Personal information
- Full name: John Reginald Bean
- Born: 16 January 1913 Bangalore, Kingdom of Mysore, British India
- Died: 27 August 2005 (aged 92) Somerset, England
- Batting: Right-handed
- Bowling: Leg break

Career statistics
| Competition | First-class |
| Matches | 1 |
| Runs scored | 20 |
| Batting average | 10.00 |
| 100s/50s | –/– |
| Top score | 19 |
| Catches/stumpings | –/– |
- Source: Cricinfo, 13 April 2019

= John Bean (cricketer) =

English cricketer and British Army officer

John Reginald Bean (16 January 1913 - 27 August 2005) was an English first-class cricketer and British Army officer. His military career spanned from 1933-1956 with the Royal Artillery, during which he served in the Second World War. He also played first-class cricket for the British Army cricket team.

==Life and military career==
Bean was born at Bangalore in January 1913, in what was then a part of British India. He was educated in England at Ampleforth College, before attending the Royal Military Academy, Woolwich. He graduated from Woolwich in August 1933, entering into the Royal Artillery as a second lieutenant. He made his only appearance in first-class cricket for the British Army cricket team against Cambridge University at Fenner's in May 1936. Batting twice in the match, he was dismissed for a single run in the Army's first-innings by William Rees-Davies, while in their second-innings he was dismissed for 19 runs by Jahangir Khan.

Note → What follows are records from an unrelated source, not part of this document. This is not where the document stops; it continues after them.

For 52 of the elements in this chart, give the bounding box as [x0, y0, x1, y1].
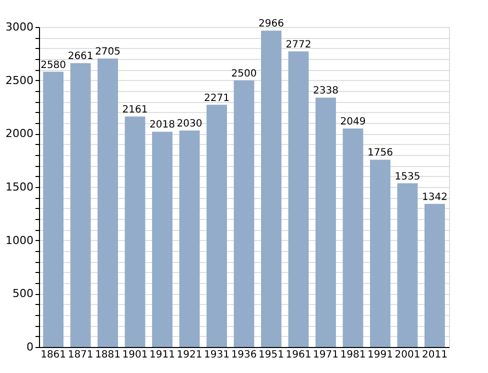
data-label: 2271: [204, 92, 230, 104]
x-tick-label: 1861: [40, 350, 66, 360]
x-tick-label: 1901: [122, 350, 148, 360]
data-label: 2030: [176, 118, 202, 130]
data-label: 2338: [313, 86, 338, 97]
bar: [152, 132, 172, 347]
x-tick-label: 1911: [150, 350, 175, 360]
data-label: 1756: [367, 148, 393, 159]
bar: [397, 183, 418, 347]
data-label: 2661: [68, 51, 94, 62]
x-tick-label: 1981: [340, 350, 366, 360]
y-tick-label: 1500: [6, 180, 34, 194]
bar: [43, 72, 64, 347]
x-tick-label: 2001: [394, 350, 420, 360]
data-label: 2049: [340, 116, 366, 128]
bar: [424, 204, 445, 347]
data-label: 2500: [231, 68, 257, 80]
data-label: 2772: [286, 39, 312, 50]
data-label: 2966: [258, 18, 284, 30]
y-tick-label: 2500: [6, 74, 34, 87]
bar: [370, 160, 390, 347]
bar: [206, 104, 227, 347]
data-label: 2705: [95, 46, 121, 58]
bar: [316, 98, 336, 347]
y-tick-label: 0: [26, 340, 34, 354]
bar: [261, 30, 282, 347]
data-label: 2018: [150, 120, 175, 131]
y-tick-label: 2000: [6, 127, 34, 140]
x-tick-label: 1951: [258, 350, 284, 360]
y-tick-label: 3000: [6, 20, 34, 34]
bar: [234, 80, 254, 347]
bar: [98, 58, 118, 347]
y-tick-label: 1000: [6, 234, 34, 247]
bar: [179, 130, 200, 347]
x-tick-label: 1971: [313, 350, 338, 360]
bar: [70, 63, 91, 347]
x-tick-label: 1921: [176, 350, 202, 360]
x-tick-label: 1881: [95, 350, 121, 360]
x-tick-label: 1991: [367, 350, 393, 360]
data-label: 1342: [422, 192, 448, 203]
x-tick-label: 2011: [422, 350, 448, 360]
y-tick-label: 500: [12, 287, 34, 300]
bar: [124, 116, 146, 347]
x-tick-label: 1936: [231, 350, 257, 360]
data-label: 1535: [394, 171, 420, 182]
x-tick-label: 1871: [68, 350, 94, 360]
data-label: 2161: [122, 104, 148, 116]
x-tick-label: 1961: [286, 350, 312, 360]
data-label: 2580: [40, 60, 66, 71]
bar: [342, 128, 364, 347]
bar: [288, 51, 309, 347]
x-tick-label: 1931: [204, 350, 230, 360]
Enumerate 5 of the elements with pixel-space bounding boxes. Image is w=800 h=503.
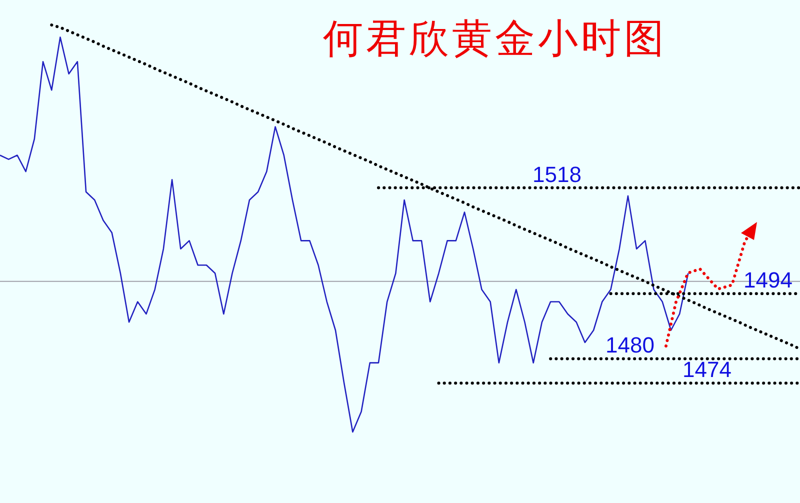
annotation: 1480	[606, 332, 654, 358]
annotation: 1518	[532, 162, 582, 187]
annotation: 1494	[744, 268, 792, 293]
chart-title: 何君欣黄金小时图	[323, 16, 667, 62]
annotation: 1474	[682, 357, 732, 382]
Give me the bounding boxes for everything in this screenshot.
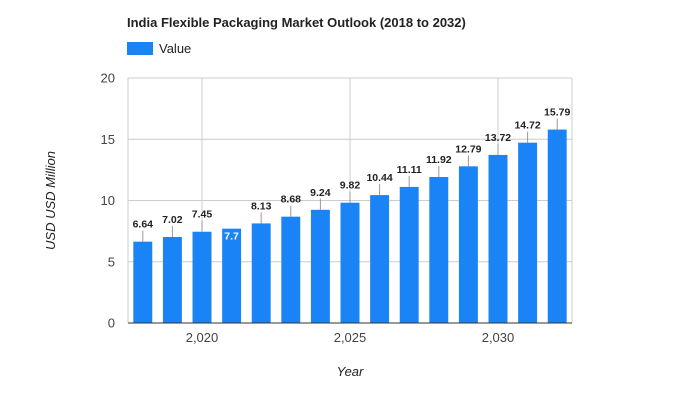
data-label: 14.72 bbox=[514, 120, 540, 132]
data-label: 6.64 bbox=[133, 219, 154, 231]
data-label: 7.02 bbox=[162, 214, 183, 226]
data-label: 9.82 bbox=[340, 180, 361, 192]
bar bbox=[458, 166, 478, 323]
bars bbox=[133, 129, 567, 323]
chart-title: India Flexible Packaging Market Outlook … bbox=[127, 15, 466, 30]
bar bbox=[399, 186, 419, 323]
x-axis-title: Year bbox=[337, 364, 364, 379]
bar bbox=[251, 223, 271, 323]
data-label: 7.7 bbox=[224, 231, 239, 243]
y-tick-label: 15 bbox=[101, 132, 115, 147]
bar bbox=[429, 176, 449, 323]
data-label: 11.11 bbox=[397, 164, 422, 176]
bar bbox=[281, 216, 301, 323]
y-axis-title: USD USD Million bbox=[43, 151, 58, 250]
bar bbox=[162, 237, 182, 323]
data-labels: 6.64 7.02 7.45 7.7 8.13 8.68 9.24 9.82 10.44 11.1… bbox=[133, 107, 571, 243]
bar bbox=[547, 129, 567, 323]
legend-label: Value bbox=[159, 41, 192, 56]
legend-swatch bbox=[127, 42, 153, 55]
bar bbox=[518, 142, 538, 323]
bar bbox=[310, 209, 330, 323]
data-label: 15.79 bbox=[544, 107, 570, 119]
y-tick-label: 5 bbox=[108, 254, 115, 269]
y-tick-label: 0 bbox=[108, 316, 115, 331]
bar bbox=[340, 202, 360, 323]
bar bbox=[488, 154, 508, 323]
data-label: 12.79 bbox=[455, 143, 481, 155]
bar bbox=[370, 195, 390, 323]
data-label: 10.44 bbox=[366, 172, 392, 184]
data-label: 8.13 bbox=[251, 200, 272, 212]
bar bbox=[133, 241, 153, 323]
y-tick-label: 20 bbox=[101, 71, 115, 86]
data-label: 11.92 bbox=[426, 154, 452, 166]
y-tick-label: 10 bbox=[101, 193, 115, 208]
data-label: 7.45 bbox=[192, 209, 213, 221]
data-label: 13.72 bbox=[485, 132, 511, 144]
data-label: 8.68 bbox=[281, 194, 302, 206]
axes: 0 5 10 15 20 2,020 2,025 2,030 bbox=[101, 71, 572, 345]
x-tick-label: 2,020 bbox=[186, 330, 219, 345]
x-tick-label: 2,025 bbox=[334, 330, 367, 345]
x-tick-label: 2,030 bbox=[482, 330, 515, 345]
legend: Value bbox=[127, 41, 191, 56]
bar bbox=[192, 231, 212, 323]
bar bbox=[222, 228, 242, 323]
data-label: 9.24 bbox=[310, 187, 331, 199]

In August 1936, he was promoted to the rank of lieutenant. He served in the Royal Artillery in the Second World War, during which he was promoted to the rank of captain in August 1941. He was promoted to the rank of major in August 1946. He was promoted to the rank of lieutenant colonel in January 1955. He retired from active service in May 1956, upon which he was placed on the reserve of officers list. Having exceeded the age for recall, he ceased to belong to the reserve of officers in January 1968. He died in Somerset in August 2004.